Los Hurricanes sorprenden en la celebración con un bloque de concreto de 35 libras
Carolina Hurricanes presentó en el escenario a quienes integran su plantel campeón de la Copa Stanley 2026, y la historia arrancó con un elemento poco habitual: un bloque de concreto.
Un bloque de 35 libras y una idea de “blue collar”
El objeto en cuestión fue un rectángulo gris de cemento, de aproximadamente 35 libras, que apareció de forma curiosa en el gimnasio del equipo esta temporada y, con el paso del tiempo, terminó siendo parte de la puesta en escena del acto.
La versión de cómo surgió todo indica que el entrenador Rod Brind’Amour colocó el bloque en el área de trabajo físico e incorporó el ejercicio conocido como “blue collar press” dentro de la rutina del grupo.
Antes de que los jugadores terminaran la sesión, la dinámica consistía en que cada uno tomara el bloque, realizara la presión y, mientras lo hacía, conectara con la idea de la laboriosidad propia del “trabajo de cuello azul”, como un recordatorio del tipo de mentalidad que se requiere para llegar a la NHL.
La conexión con el peso real de la Copa Stanley
El detalle clave es que el peso de la Copa Stanley es de 34.6 libras, un valor que terminó encajando casi a la perfección con el del bloque usado en el gimnasio.
Así se entiende la intención del cuerpo técnico: Brind’Amour estaba haciendo que el equipo entrenara el levantamiento del trofeo, sin que los jugadores se dieran cuenta de que se trataba de una práctica alineada con el peso del propio galardón.
El desfile del sábado y el momento en el escenario
El sábado, los Hurricanes llevaron al escenario el objeto inanimado junto con la comitiva del equipo, en un acto que combinó el guiño del entrenamiento con la celebración del logro.
El delantero Jordan Martinook fue quien sacó el bloque y lo colocó en la base del podio.

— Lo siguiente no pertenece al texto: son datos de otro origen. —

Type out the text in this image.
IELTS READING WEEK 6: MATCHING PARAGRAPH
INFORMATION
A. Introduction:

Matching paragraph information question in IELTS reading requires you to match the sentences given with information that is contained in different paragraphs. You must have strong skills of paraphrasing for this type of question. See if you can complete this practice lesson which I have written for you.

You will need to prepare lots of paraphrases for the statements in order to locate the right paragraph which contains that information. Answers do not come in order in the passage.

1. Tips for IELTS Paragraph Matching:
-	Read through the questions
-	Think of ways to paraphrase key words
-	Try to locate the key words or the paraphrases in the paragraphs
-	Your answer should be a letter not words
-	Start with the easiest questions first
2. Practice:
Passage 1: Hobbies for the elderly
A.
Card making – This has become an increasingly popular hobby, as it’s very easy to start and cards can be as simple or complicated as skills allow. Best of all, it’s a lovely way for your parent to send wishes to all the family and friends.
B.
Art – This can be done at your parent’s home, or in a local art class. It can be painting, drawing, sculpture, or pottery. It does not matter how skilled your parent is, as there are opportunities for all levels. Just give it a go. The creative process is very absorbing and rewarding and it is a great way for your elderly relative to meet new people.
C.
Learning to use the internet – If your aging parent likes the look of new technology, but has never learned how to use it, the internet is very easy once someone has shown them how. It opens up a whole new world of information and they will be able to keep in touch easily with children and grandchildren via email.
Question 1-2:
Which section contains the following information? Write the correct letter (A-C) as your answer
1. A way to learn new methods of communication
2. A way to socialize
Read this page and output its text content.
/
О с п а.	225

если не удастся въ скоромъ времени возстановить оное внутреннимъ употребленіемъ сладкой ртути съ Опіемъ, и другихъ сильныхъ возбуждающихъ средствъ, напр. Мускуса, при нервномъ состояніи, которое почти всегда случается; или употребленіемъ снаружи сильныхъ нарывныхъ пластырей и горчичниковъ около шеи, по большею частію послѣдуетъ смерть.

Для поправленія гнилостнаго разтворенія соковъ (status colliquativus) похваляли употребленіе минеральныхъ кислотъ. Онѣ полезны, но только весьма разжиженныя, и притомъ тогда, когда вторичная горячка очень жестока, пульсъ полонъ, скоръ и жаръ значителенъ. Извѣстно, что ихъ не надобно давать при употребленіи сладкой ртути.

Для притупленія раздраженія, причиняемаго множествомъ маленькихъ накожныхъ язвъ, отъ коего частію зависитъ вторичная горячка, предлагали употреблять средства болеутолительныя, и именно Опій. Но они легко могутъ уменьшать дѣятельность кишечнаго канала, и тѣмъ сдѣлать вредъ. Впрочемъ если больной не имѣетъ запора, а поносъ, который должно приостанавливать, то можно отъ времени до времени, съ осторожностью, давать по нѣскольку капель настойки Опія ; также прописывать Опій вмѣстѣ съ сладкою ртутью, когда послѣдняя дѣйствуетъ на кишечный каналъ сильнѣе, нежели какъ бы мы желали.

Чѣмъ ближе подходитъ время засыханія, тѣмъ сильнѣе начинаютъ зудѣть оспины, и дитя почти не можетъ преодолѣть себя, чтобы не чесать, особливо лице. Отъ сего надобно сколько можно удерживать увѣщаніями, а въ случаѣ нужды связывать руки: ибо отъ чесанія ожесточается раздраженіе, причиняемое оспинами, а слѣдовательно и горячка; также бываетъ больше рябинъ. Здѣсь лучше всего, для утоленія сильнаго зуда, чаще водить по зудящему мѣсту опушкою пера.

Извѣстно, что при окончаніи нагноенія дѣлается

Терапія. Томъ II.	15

En esta ocasión, el bloque no apareció solo: fue colocado respaldado por la Copa Stanley real.
- Carolina Hurricanes llevó el bloque de concreto al escenario durante el evento del sábado.
- Jordan Martinook se encargó de trasladar el rectángulo y ubicarlo en la parte baja del podio.
- El bloque quedó apoyado junto a la Copa Stanley auténtica, mostrando el paralelismo entre entrenamiento y trofeo.
En resumen, el mensaje quedó claro: “practice makes perfect” — y en este caso, la práctica acabó convirtiéndose en una celebración sobre el hielo.